Il lavoro parasubordinato e la parasubordinazione

La qualificazione e la disciplina della parasubordinazione nelle norme dell'ordinamento   

Per lavoro parasubordinato si intende un genere di rapporto lavorativo caratterizzato da alcuni tratti similari al rapporto di lavoro subordinato da cui si distingue, però, per la mancanza, in senso proprio, dell’elemento decisivo di quest’ultima fattispecie costituito dal vincolo della subordinazione e dal (conseguente) assoggettamento del lavoratore al potere disciplinare e gerarchico del datore di lavoro.

A differenza del lavoro autonomo e del lavoro subordinato, non si rinvengono nel codice civile norme che definiscono la parasubordinazione e/o il lavoro parasubordinato. 

Piuttosto, sia nel codice civile sia in altre fonti dell’ordinamento, vi sono norme che hanno inteso disciplinare le collaborazioni coordinate e continuative, che, a loro volta, sono state sinteticamente ricondotte nell’alveo della parasubordinazione, estendendo, per lo più, l’applicazione di norme che regolano i rapporti di lavoro subordinato.

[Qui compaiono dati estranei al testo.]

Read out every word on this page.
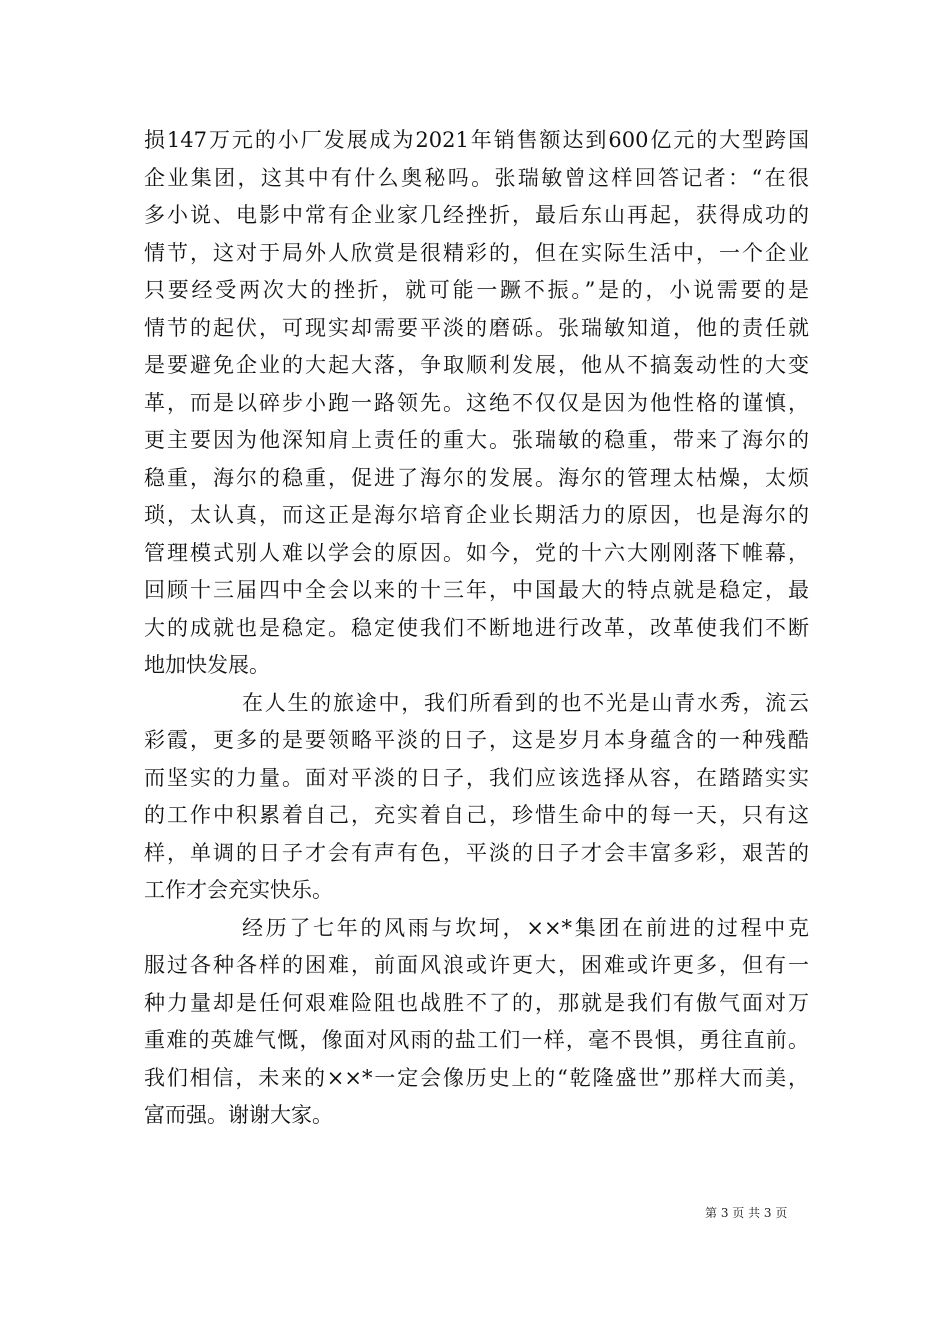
损147万元的小厂发展成为2021年销售额达到600亿元的大型跨国
企业集团，这其中有什么奥秘吗。张瑞敏曾这样回答记者：“在很
多小说、电影中常有企业家几经挫折，最后东山再起，获得成功的
情节，这对于局外人欣赏是很精彩的，但在实际生活中，一个企业
只要经受两次大的挫折，就可能一蹶不振。”是的，小说需要的是
情节的起伏，可现实却需要平淡的磨砾。张瑞敏知道，他的责任就
是要避免企业的大起大落，争取顺利发展，他从不搞轰动性的大变
革，而是以碎步小跑一路领先。这绝不仅仅是因为他性格的谨慎，
更主要因为他深知肩上责任的重大。张瑞敏的稳重，带来了海尔的
稳重，海尔的稳重，促进了海尔的发展。海尔的管理太枯燥，太烦
琐，太认真，而这正是海尔培育企业长期活力的原因，也是海尔的
管理模式别人难以学会的原因。如今，党的十六大刚刚落下帷幕，
回顾十三届四中全会以来的十三年，中国最大的特点就是稳定，最
大的成就也是稳定。稳定使我们不断地进行改革，改革使我们不断
地加快发展。
在人生的旅途中，我们所看到的也不光是山青水秀，流云
彩霞，更多的是要领略平淡的日子，这是岁月本身蕴含的一种残酷
而坚实的力量。面对平淡的日子，我们应该选择从容，在踏踏实实
的工作中积累着自己，充实着自己，珍惜生命中的每一天，只有这
样，单调的日子才会有声有色，平淡的日子才会丰富多彩，艰苦的
工作才会充实快乐。
经历了七年的风雨与坎坷，××*集团在前进的过程中克
服过各种各样的困难，前面风浪或许更大，困难或许更多，但有一
种力量却是任何艰难险阻也战胜不了的，那就是我们有傲气面对万
重难的英雄气慨，像面对风雨的盐工们一样，毫不畏惧，勇往直前。
我们相信，未来的××*一定会像历史上的“乾隆盛世”那样大而美，
富而强。谢谢大家。
第 3 页 共 3 页
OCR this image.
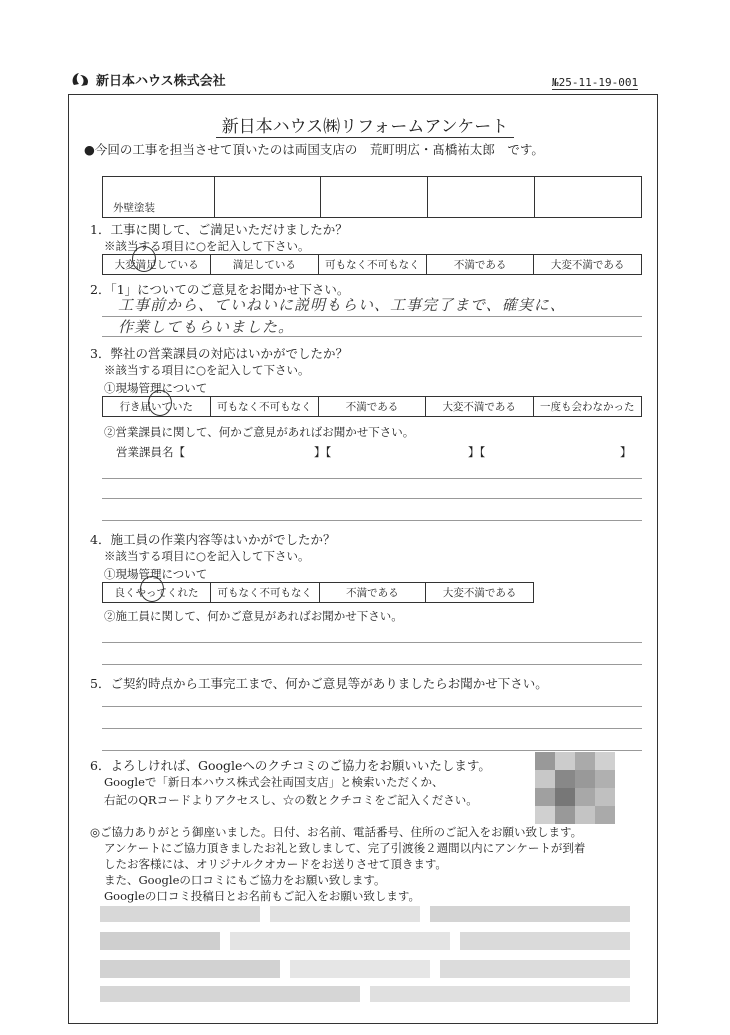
新日本ハウス株式会社	№25-11-19-001
新日本ハウス㈱リフォームアンケート
●今回の工事を担当させて頂いたのは両国支店の　荒町明広・髙橋祐太郎　です。
外壁塗装				
1．工事に関して、ご満足いただけましたか？
※該当する項目に○を記入して下さい。
大変満足している	満足している	可もなく不可もなく	不満である	大変不満である
2．「1」についてのご意見をお聞かせ下さい。
工事前から、ていねいに説明もらい、工事完了まで、確実に、
作業してもらいました。
3．弊社の営業課員の対応はいかがでしたか？
※該当する項目に○を記入して下さい。
①現場管理について
行き届いていた	可もなく不可もなく	不満である	大変不満である	一度も会わなかった
②営業課員に関して、何かご意見があればお聞かせ下さい。
営業課員名【	】【	】【	】
4．施工員の作業内容等はいかがでしたか？
※該当する項目に○を記入して下さい。
①現場管理について
良くやってくれた	可もなく不可もなく	不満である	大変不満である
②施工員に関して、何かご意見があればお聞かせ下さい。
5．ご契約時点から工事完工まで、何かご意見等がありましたらお聞かせ下さい。
6．よろしければ、Googleへのクチコミのご協力をお願いいたします。
Googleで「新日本ハウス株式会社両国支店」と検索いただくか、
右記のQRコードよりアクセスし、☆の数とクチコミをご記入ください。
◎ご協力ありがとう御座いました。日付、お名前、電話番号、住所のご記入をお願い致します。
アンケートにご協力頂きましたお礼と致しまして、完了引渡後２週間以内にアンケートが到着
したお客様には、オリジナルクオカードをお送りさせて頂きます。
また、Googleの口コミにもご協力をお願い致します。
Googleの口コミ投稿日とお名前もご記入をお願い致します。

Così l’art. 2 della legge n. 741 del 1959 ha delegato il Governo alla fissazione di minimi di trattamento conformi alla contrattazione collettiva anche relativamente a “rapporti di collaborazione che si concretino in prestazione d’opera continuativa e coordinata”.

L’art. 409 n. 3 c.p.c. ha previsto l’applicazione del rito del lavoro ai “rapporti di collaborazione che si concretino in una prestazione d’opera continuativa e coordinata prevalentemente personale anche se non a carattere subordinato”.

In virtù di tale previsione, poi, ai rapporti di lavoro parasubordinato si applicano l’art. 429 c.p.c., comma 3 in base al quale sui crediti del collaboratore maturano interessi e rivalutazione monetaria cumulativamente  e l’art. 2113 c.c. che prevede una peculiare disciplina delle rinunce e delle transazioni ed un regime agevolato di impugnazione delle medesime.

L’art. 50, comma 1, lett. c-bis del TUIR assimila, poi, ai redditi di lavoro dipendente i redditi derivanti da “rapporti di collaborazione aventi per oggetto prestazione di attività svolte senza vincolo di subordinazione a favore di un determinato soggetto nel quadro di un rapporto unitario e continuativo senza impiego di mezzi organizzati e con retribuzione periodica prestabilita”.

L’art. 2 della l. n. 335 del 1995 ha, poi, esteso alle collaborazioni coordinate e continuative la tutela previdenziale per invalidità, vecchiaia e superstiti con l’istituzione della gestione Separata, prevedendo, inizialmente, una contribuzione obbligatoria del 10% del reddito derivante da tale attività, della quale 2/3 a carico del committente e 1/3 gravante sul lavoratore.

I caratteri dei rapporti di collaborazione sussumibili nell’ampia categoria della parasubordinazione sono, come visto:

a) la continuità della prestazione intesa come non occasionalità della medesima, essendo, detto requisito, integrato anche in presenza di un unico contratto di durata apprezzabile;

b) la coordinazione, ossia l’inserimento della prestazione del collaboratore sotto il profilo spazio temporale nell’ambito dell’organizzazione del committente;

c) la personalità, ossia la prevalenza del lavoro personale del prestatore rispetto all’opera svolta da eventuali ulteriori collaboratori e all’utilizzazione di altri mezzi produttivi.